3 personality dimensions appeared to be very promising, but did not show significant results on account of inadequacies in the instruments: – Achievement orientation – Locus of control – Activity /energy
Findings from the predictive validity stream of the project are not reported here.
COMPETENCIES in on-job behaviours
Innovative acts Interactional behaviours
Reports, Papers, Books Advancement 1 measure Salary difference Grade difference
By supervisory By self assessment assessment
6 measures Current levels Estimated potential
Total : 19 criterion measures
Application The application phase of the project identified certain clear lines of action as indicated by the research. A. Testing related 1. “Cleaning up” and finalizing a test battery for use in recruitment. 2. Standardization of test administration – booklets, manuals, scoring procedures, etc. 3. Training for – – test users – decision makers 4. Policy guidelines for professional / ethical standards in the use of tests. 5. Further work on select scales / tests. B. Integration with HRD 1. Development of interview methodology around validated attributes (“Funnelling” technique). 2. Development of interview methodology around validated competencies. 3. Development of other assessment devices (group tasks, simulations, application forms, etc.) around validated competencies and attributes. 4. Extension to Assessment Centre methodology. An Overview Looking back, the project team felt it had arrived at an important insight through the project. Although competencies may be viewed as “intermediate” variables between the attributes (predictors) and job performance (criteria), competencies themselves need to be observable and measurable to have any practical value in human resource management.
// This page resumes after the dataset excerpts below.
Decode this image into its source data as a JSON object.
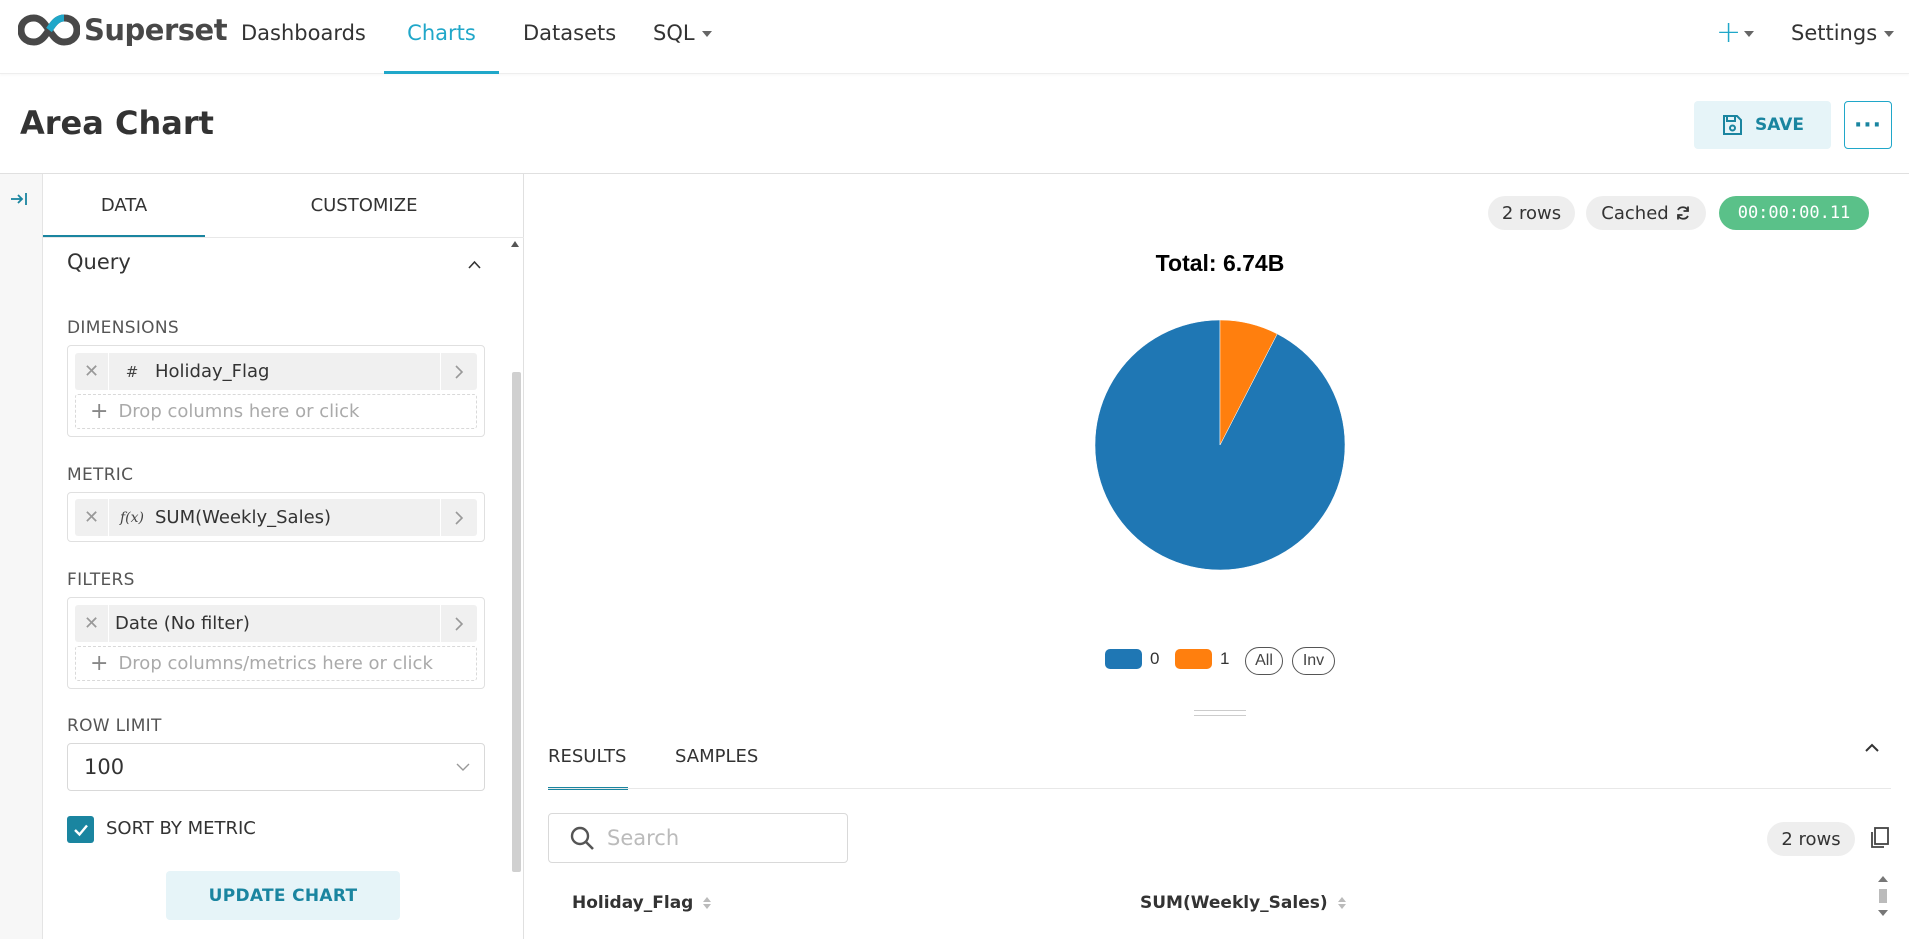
{
  "brand": {
    "name": "Superset"
  },
  "nav": {
    "items": [
      {
        "label": "Dashboards"
      },
      {
        "label": "Charts"
      },
      {
        "label": "Datasets"
      },
      {
        "label": "SQL"
      }
    ],
    "active": "Charts",
    "settings_label": "Settings",
    "plus_icon": "plus-icon"
  },
  "header": {
    "title": "Area Chart",
    "save_label": "SAVE",
    "more_label": "···"
  },
  "control_panel": {
    "tabs": [
      {
        "label": "DATA"
      },
      {
        "label": "CUSTOMIZE"
      }
    ],
    "section_title": "Query",
    "dimensions": {
      "label": "DIMENSIONS",
      "items": [
        {
          "label": "Holiday_Flag",
          "type_icon": "#"
        }
      ],
      "placeholder": "Drop columns here or click"
    },
    "metric": {
      "label": "METRIC",
      "items": [
        {
          "label": "SUM(Weekly_Sales)",
          "type_icon": "f(x)"
        }
      ]
    },
    "filters": {
      "label": "FILTERS",
      "items": [
        {
          "label": "Date (No filter)"
        }
      ],
      "placeholder": "Drop columns/metrics here or click"
    },
    "row_limit": {
      "label": "ROW LIMIT",
      "value": "100"
    },
    "sort_by_metric": {
      "label": "SORT BY METRIC",
      "checked": true
    },
    "update_label": "UPDATE CHART"
  },
  "status": {
    "rows": "2 rows",
    "cached": "Cached",
    "timer": "00:00:00.11"
  },
  "chart_data": {
    "type": "pie",
    "title": "Total: 6.74B",
    "categories": [
      "0",
      "1"
    ],
    "values": [
      6.23,
      0.51
    ],
    "colors": [
      "#1f77b4",
      "#ff7f0e"
    ],
    "legend": {
      "placement": "bottom",
      "extra_buttons": [
        "All",
        "Inv"
      ]
    }
  },
  "results": {
    "tabs": [
      {
        "label": "RESULTS"
      },
      {
        "label": "SAMPLES"
      }
    ],
    "search_placeholder": "Search",
    "row_count": "2 rows",
    "columns": [
      {
        "label": "Holiday_Flag"
      },
      {
        "label": "SUM(Weekly_Sales)"
      }
    ]
  }
}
Further, competencies are, after all, behavioural characteristics of people – in certain specific behavioural contexts. Therefore it appears quite correct to regard a competency as an attribute, and the category called competencies as a sub-set of the general class called attributes. Following from this, the action implications also appear clear. In some situations of assessment, the competencies may be regarded as criterion measures, to be predicted by the assessment of attributes. In some other situations, the assessment of competencies (with or without the assessment of other attributes) may well be as predictors, with other performance-related indicators held as criterion measures. Viewed another way, the observations above suggest that the focus on competencies appears definitely relevant for staffing decisions. However, it may not be the sufficient condition. To ensure that on-job behaviours are predictable and relatively enduring, the task of attribute definition and assessment on sound psychometric lines appears unavoidable.